Cuando la revolución, hasta que alguien lo permita, de la red virtual dominó el orbe entero, cuando leer un libro es similar a empuñar un arma, cuando la mentira se convirtió en parte obligatorio para un gobierno, y cuando la novela del siglo XXI será (autobio)gráfica, confesarse parece ser el grito que nadie desea oír que planta una semilla de lentísima germinación y que futuras generaciones se encargarán de recoger en un ambiente insuficientemente silente, aunque sí demasiado pálido y oscuro para los gustos presentuales.
Mendoza avisa y delira.
Ese es el escozor que se siente al cruzar sin protección sus páginas.

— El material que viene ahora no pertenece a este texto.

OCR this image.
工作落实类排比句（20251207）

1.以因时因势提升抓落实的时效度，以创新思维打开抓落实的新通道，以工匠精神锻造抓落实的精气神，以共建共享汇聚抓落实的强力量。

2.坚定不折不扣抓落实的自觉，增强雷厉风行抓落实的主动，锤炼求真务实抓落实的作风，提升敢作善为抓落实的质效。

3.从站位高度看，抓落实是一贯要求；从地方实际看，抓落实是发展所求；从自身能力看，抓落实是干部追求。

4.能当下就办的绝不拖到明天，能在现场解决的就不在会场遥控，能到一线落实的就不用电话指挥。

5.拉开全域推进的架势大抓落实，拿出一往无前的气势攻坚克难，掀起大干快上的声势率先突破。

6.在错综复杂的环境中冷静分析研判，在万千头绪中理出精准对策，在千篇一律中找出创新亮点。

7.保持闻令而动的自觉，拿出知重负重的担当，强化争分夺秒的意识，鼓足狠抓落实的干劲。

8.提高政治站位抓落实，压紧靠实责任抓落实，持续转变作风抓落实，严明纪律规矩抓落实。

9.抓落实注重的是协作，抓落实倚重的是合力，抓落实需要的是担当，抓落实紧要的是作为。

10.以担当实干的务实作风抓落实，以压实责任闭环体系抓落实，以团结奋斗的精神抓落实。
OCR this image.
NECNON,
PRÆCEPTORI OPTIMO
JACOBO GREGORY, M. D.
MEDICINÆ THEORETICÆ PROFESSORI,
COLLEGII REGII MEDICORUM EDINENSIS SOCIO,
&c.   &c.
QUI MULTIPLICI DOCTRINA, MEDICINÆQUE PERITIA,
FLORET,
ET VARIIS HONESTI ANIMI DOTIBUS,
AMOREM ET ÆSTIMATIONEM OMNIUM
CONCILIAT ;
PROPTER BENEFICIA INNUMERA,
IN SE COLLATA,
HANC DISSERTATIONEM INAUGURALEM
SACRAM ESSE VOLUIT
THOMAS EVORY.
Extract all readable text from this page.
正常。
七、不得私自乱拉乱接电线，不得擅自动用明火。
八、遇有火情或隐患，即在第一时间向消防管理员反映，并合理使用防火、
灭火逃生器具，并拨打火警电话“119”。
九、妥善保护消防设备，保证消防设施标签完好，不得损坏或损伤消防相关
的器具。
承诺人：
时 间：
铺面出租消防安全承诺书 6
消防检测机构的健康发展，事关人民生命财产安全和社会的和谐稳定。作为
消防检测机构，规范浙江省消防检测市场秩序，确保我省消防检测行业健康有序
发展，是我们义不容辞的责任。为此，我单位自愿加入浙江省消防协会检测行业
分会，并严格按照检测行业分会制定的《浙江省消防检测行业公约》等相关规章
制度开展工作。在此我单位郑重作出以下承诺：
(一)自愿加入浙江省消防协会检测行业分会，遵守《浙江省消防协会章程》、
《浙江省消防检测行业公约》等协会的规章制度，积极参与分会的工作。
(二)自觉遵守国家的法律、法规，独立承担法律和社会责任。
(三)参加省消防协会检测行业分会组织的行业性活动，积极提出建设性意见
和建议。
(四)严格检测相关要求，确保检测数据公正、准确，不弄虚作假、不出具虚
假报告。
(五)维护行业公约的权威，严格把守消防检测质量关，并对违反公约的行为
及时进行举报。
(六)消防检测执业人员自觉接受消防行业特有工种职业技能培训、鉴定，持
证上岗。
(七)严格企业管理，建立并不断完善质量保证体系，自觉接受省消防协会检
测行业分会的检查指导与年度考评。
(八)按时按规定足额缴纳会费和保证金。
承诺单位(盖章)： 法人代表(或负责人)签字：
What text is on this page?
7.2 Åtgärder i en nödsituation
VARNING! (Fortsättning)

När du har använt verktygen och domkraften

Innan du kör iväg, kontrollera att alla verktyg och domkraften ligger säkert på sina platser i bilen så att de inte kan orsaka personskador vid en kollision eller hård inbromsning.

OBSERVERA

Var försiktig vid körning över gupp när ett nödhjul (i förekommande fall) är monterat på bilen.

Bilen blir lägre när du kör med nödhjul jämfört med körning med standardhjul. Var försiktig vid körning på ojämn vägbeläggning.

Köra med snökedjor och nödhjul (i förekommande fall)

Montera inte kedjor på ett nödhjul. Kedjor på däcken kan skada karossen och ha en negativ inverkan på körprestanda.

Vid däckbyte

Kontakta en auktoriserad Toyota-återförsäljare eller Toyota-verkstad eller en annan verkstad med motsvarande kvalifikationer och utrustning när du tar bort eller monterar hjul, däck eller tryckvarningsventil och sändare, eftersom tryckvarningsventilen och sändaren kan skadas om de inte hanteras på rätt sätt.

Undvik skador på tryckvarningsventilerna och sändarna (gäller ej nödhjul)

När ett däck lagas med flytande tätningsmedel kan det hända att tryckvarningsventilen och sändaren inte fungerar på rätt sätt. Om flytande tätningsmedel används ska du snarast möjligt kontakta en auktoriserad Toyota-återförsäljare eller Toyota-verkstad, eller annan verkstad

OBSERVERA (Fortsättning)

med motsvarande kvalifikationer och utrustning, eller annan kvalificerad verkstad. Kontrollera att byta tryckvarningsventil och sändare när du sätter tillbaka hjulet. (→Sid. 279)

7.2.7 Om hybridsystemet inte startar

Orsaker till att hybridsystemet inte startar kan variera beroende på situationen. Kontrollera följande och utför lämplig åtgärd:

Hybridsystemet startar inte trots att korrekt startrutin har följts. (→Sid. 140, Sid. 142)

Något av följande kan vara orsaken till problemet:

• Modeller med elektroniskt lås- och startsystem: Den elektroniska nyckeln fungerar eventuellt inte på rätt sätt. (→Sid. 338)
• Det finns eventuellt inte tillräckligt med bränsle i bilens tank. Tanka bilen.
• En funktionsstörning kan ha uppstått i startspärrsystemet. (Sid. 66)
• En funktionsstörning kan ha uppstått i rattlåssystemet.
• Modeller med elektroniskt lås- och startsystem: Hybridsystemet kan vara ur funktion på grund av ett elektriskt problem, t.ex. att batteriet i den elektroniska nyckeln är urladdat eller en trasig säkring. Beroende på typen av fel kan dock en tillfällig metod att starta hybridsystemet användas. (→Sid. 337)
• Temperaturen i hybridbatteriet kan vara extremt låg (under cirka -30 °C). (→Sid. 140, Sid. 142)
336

Tiene la amabilidad de tender una cuerda floja sobre el abismo y de no estar presente en la caída porque ya la había presentido.
Su prosa vivificante, brinda discretamente gotas de agua al sediento que sabe que morirá de inanición.
Hay algo más terrible más allá del pozo putrefacto de la lucha civil tripartita color demencia que nos identifica.
Y lo peor, es que nadie está inmune a ese llanto silente.
Víctimas y victimarios, lo obtuso es pretender escapar por una salida sellada.
Y sin embargo, palpita el lenguaje, es decir, la vida.
El horror presente es la tragedia futura.